'Pro-choice': RealNZ employee Tracey Wood says she's prepared to lose her job over the vaccination mandate


Queenstown tourism worker Tracey Wood is ‘‘definitely not’’ getting a Covid jab, and expects to lose her job as a result.

Wood’s been working for tourism giant RealNZ for the past four months in a hospitality team at Walter Peak High Country Farm and on the TSS Earnslaw.

She tells Mountain Scene all staff were sent an email by management last week asking for
feedback on the issue.

‘‘Reading between the lines, it’ll be mandatory.

‘‘Everyone’s in limbo at the moment.’’

She describes her stance as ‘‘pro-choice’’.

‘‘I’m not anti-vax or into conspiracy theories.’’

However, although scientists and experts have verified and backed the safety and effectiveness of the Pfizer vaccine, she has misgivings because she thinks its trial period’s been too short.

She also hates what she calls the government’s ‘‘fear-driven’’ approach to Covid.

‘‘It’s dividing communities, it’s dividing families.’’

She knows of ‘‘a few’’ work mates with similar views.

Wood says RealNZ’s been a good employer, and she wouldn’t blame the company if she loses her job.

If it wants to operate fully, it’s got to go along with government policy, she adds.

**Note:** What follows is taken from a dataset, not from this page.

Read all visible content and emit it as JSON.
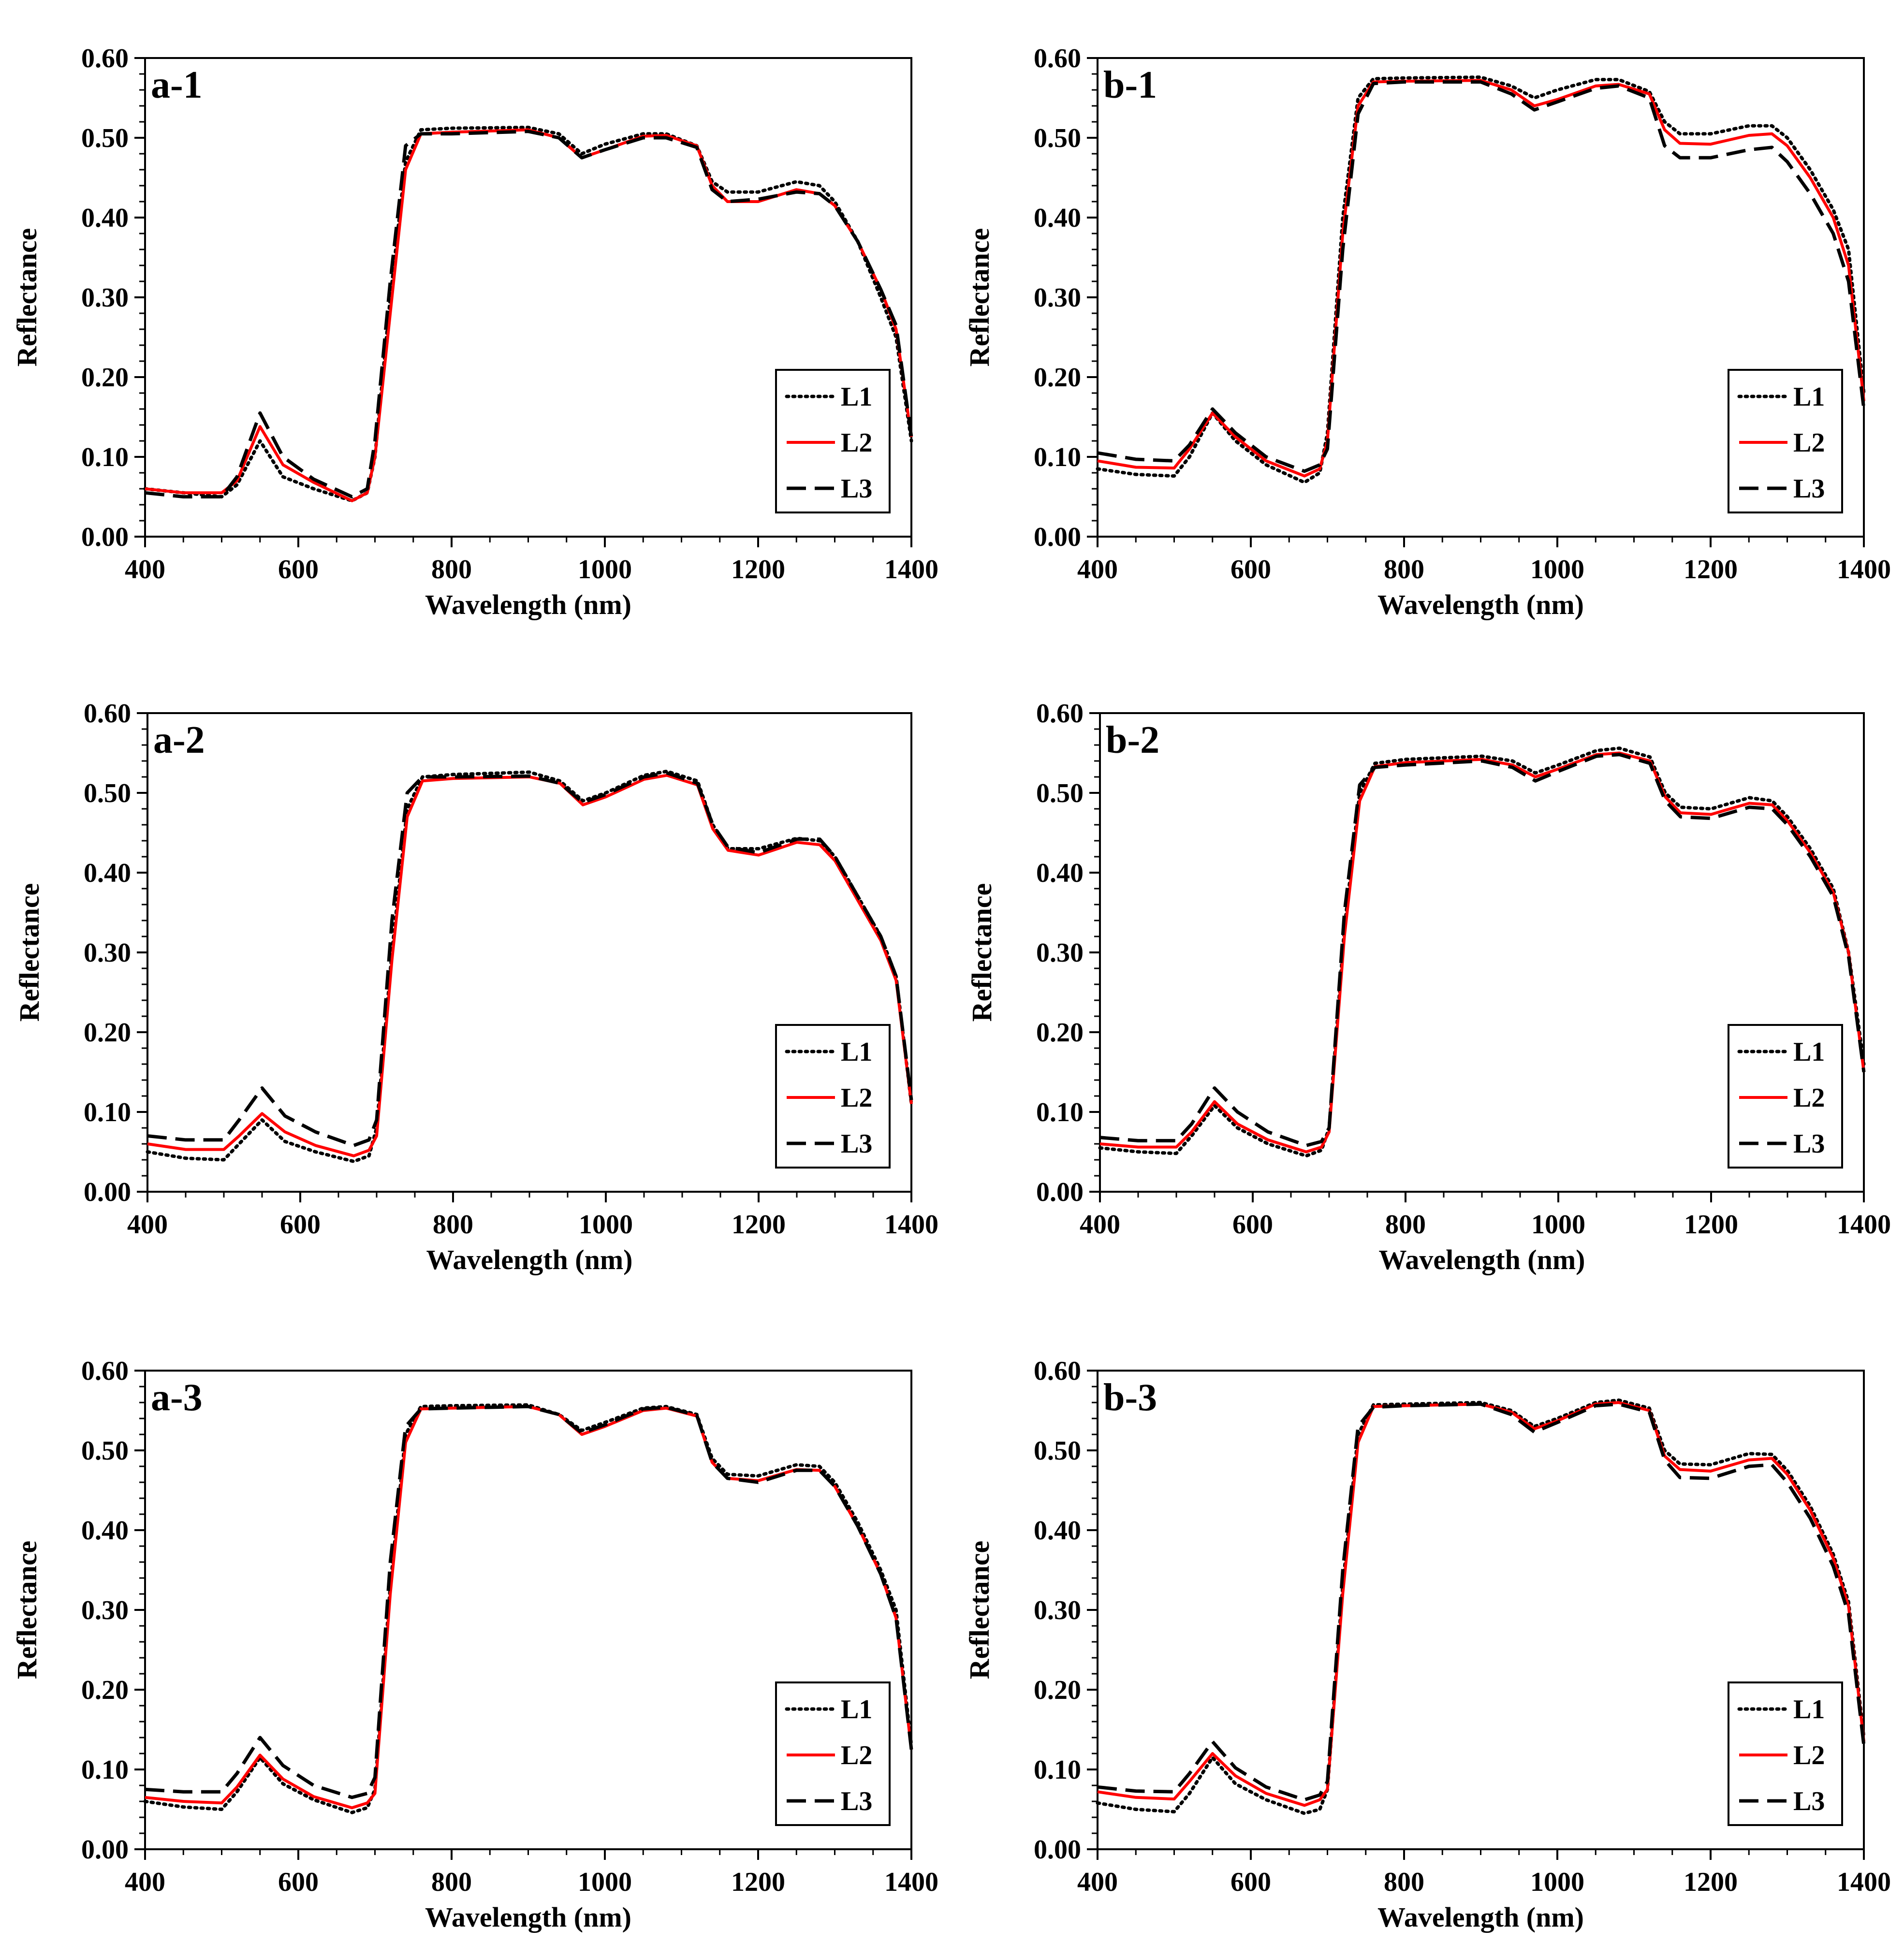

‘‘There’s no blame here, they are fantastic, I’ve got nothing but good things to say about

If she’s fired, she expects to return to the Motueka area, from where she came to the resort.

No jab deadline yet

RealNZ’S still working through the process of deciding its vaccination policy, boss Stephen
England-Hall says.

‘Difficult decision’: RealNZ boss Stephen England-Hall. PICTURE: REALNZ

He tells Scene the company’s carried out a risk assessment for all roles, as well as for its guests, contractors and suppliers.

It’s now in the final stages of consulting staff, with feedback due by today, England-Hall

He acknowledges getting jabbed is a ‘‘difficult decision’’ for some staff members.

‘‘Ultimately though, in my view, this is about public good and community, rather than individual choice.’’

If the company make it mandatory, and some staff members refuse, ‘‘we will explore all options with them individually’’, he says.

The company arranged a live online Q&A session for staff with University of Auckland epidemiologist Rod Jackson on Tuesday night.